Hey everybardy!
I've been playing games for at least 20 years now (I'm 24), and I've always found myself inventing new variations on the rules. The earliest concoctions I can remember from grade school are Dual Monopoly (figure 8 path with 2 monopoly boards) and Free-Form Scattergories (each player takes one timer-length to come up with categories, then players swap lists and go for another timer-length; whoever gets the most laughs wins.) Eventually I discovered games like MtG with an open structure that easily allow for game customization or rule variants.
It wasn't until about a year ago, when I started living with a very creative group of individuals, that I began looking at game design from the ground up. What started as sporadic conversations about "Why isn't there a game where ____?", turned into pages of notes on what such a game would entail. After compiling a list of about a dozen game ideas, we sat down and decided it was time to actually make one.
The pick of the litter, (codename: Fantasy Battle Deluxe), has gone through many draft stages over the past 10 months, although there was a large hiatus from Sept-Jan. When we recently resumed work, I realized we really had something special and achievable on our hands, but there were definitely going to be some obstacles that required outside opinion. The ensuing forum hunt landed me here (among other places), and my first impression is that I'm in the right place.
A lot of what were doing is reverse engineering. This whole project was largely started as a fusion of existing games. Demigod (http://en.wikipedia.org/wiki/Demigod_%28video_game%29) was the first, from which we took the Hero w/minion army idea. The second was Djambi (http://en.wikipedia.org/wiki/Djambi), a 4-player chess variant, from which we borrowed the gridded map and general notion of an alternative turn structure. We've also borrowed bits and pieces from other games along the way. (MtG, Starcraft, FF Tactics, there's even one character with a Portal gun.)

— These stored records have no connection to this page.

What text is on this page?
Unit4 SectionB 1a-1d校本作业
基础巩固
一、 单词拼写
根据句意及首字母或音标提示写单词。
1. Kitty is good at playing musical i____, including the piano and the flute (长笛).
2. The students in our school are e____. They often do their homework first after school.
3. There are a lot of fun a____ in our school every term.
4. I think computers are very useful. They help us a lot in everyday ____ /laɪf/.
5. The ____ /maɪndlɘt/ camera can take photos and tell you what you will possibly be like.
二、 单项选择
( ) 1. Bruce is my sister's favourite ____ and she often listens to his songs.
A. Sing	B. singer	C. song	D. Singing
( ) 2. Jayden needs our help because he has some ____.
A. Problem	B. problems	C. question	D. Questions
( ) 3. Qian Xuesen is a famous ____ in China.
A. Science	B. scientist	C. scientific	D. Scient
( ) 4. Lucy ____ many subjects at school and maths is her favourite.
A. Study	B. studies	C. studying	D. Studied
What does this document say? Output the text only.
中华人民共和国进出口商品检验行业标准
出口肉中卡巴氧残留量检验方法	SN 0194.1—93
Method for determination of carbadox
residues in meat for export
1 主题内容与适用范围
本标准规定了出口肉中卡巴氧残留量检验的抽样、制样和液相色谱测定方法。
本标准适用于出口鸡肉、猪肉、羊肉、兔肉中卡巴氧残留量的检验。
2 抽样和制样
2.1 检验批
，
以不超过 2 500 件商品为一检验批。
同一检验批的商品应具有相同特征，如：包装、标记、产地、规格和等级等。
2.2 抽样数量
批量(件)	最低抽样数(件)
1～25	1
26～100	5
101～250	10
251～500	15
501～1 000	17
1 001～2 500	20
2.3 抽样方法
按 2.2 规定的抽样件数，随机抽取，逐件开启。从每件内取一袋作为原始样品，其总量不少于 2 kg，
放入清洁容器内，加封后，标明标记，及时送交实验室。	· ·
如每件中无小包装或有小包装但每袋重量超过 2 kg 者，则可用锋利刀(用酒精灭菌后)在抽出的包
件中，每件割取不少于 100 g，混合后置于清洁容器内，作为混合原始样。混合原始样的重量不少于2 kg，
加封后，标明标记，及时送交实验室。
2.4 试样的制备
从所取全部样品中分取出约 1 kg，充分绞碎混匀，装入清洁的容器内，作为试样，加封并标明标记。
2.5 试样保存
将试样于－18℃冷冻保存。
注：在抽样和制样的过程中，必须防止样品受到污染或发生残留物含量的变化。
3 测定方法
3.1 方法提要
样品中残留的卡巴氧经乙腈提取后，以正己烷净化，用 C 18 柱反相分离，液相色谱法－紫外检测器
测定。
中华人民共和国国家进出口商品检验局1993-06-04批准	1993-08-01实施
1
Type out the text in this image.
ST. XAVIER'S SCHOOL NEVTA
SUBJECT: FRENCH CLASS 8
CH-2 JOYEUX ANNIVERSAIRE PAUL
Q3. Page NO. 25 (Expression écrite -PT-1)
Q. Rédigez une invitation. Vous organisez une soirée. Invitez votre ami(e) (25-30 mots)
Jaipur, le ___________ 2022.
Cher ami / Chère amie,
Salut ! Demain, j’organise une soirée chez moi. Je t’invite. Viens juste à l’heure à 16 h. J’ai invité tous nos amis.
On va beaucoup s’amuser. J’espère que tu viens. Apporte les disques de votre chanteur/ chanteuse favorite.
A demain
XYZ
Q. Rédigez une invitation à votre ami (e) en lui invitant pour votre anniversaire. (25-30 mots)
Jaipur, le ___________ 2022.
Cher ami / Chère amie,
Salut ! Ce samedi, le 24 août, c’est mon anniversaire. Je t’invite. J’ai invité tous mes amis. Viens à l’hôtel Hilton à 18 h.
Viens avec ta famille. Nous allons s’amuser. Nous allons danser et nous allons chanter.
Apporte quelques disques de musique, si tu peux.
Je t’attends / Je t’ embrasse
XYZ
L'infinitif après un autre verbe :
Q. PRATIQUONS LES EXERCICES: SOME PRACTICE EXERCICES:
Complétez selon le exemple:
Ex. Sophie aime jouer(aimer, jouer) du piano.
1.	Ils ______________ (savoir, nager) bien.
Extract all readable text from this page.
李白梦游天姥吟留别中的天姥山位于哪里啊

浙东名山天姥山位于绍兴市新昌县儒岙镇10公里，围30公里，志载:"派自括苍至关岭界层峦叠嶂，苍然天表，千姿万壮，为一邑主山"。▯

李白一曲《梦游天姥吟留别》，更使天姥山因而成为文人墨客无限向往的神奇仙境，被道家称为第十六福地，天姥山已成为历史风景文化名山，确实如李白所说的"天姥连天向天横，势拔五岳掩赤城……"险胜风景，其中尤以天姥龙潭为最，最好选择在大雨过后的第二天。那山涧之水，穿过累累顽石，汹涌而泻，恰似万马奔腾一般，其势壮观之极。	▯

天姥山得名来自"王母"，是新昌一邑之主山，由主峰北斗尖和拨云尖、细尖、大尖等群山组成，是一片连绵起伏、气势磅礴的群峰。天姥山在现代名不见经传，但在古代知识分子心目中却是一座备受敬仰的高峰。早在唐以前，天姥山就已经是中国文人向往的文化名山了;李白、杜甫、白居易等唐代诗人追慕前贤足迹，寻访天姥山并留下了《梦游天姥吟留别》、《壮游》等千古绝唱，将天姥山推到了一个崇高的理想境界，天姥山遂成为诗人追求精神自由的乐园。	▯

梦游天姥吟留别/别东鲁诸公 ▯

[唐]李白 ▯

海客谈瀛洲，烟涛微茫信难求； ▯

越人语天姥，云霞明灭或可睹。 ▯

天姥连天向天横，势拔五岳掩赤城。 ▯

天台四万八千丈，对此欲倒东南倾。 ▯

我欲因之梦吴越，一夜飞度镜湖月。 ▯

Originally FBD was a 2D board game, and we playtested it with a makeshift cardboard setup. (We had 3 or 4 players and a board measuring 15x15 to 20x20.) The addition of more unit stats and the Turn Queue added an interesting dynamic, but slowed the pace to a grudge, so we decided to enslave a computer to do all the hard work.
We started with GameMaker Pro, which is great for 2D single player games, but definitely has some limits. However, being forced to translate all our ideas into code really helped clarify any of the ambiguous rules we intuited as humans of the gaming variety. Eventually, we got frustrated with GM's limits and took a hiatus until we started messing around with the Unity engine, which is really designed for full 3D shooter games and the like. (Way more complex stuff than we'll be attempting.)
When we embarked on FBD, I had a separate idea for a chess-on-a-cube boardgame, with a board using some trippy projection to capture as much of the cube as possible in 2D. As I found out a while ago, there is no way to capture more than half a cube in a 2D image, while still providing intuitive game play. Unity, however, allowed us to integrate a 3D world into FBD with negligible rule modifications (just more complex algorithms behind the scenes). So after some tinkering with the camera in Unity, we've gotten a pretty good projection that allows a player to see about half the cube at a time, with seamless panning. The idea is to maintain a 2D boardgamey feel, just with a Mobius board. No corners to get trapped or hide in. (No Australia, for the Risk players.)
There will be different size cubes available depending on how many players you're playing with. For 2 players, a 6x6x6 (about 180 spaces) cube should be nice and cozy; in an ultimate 8 player free-for-all, 12x12x12 (800ish spaces) will give everyone a little breathing room, but not enough to get comfortable. Obviously these numbers will be ironed out once we get the thing built.
Right now were trying to get familiar with coding in Unity, so we can transcribe all of our GameMaker functions, but with some serious improvements in efficiency and flexibility that our dress rehearsal brought to light.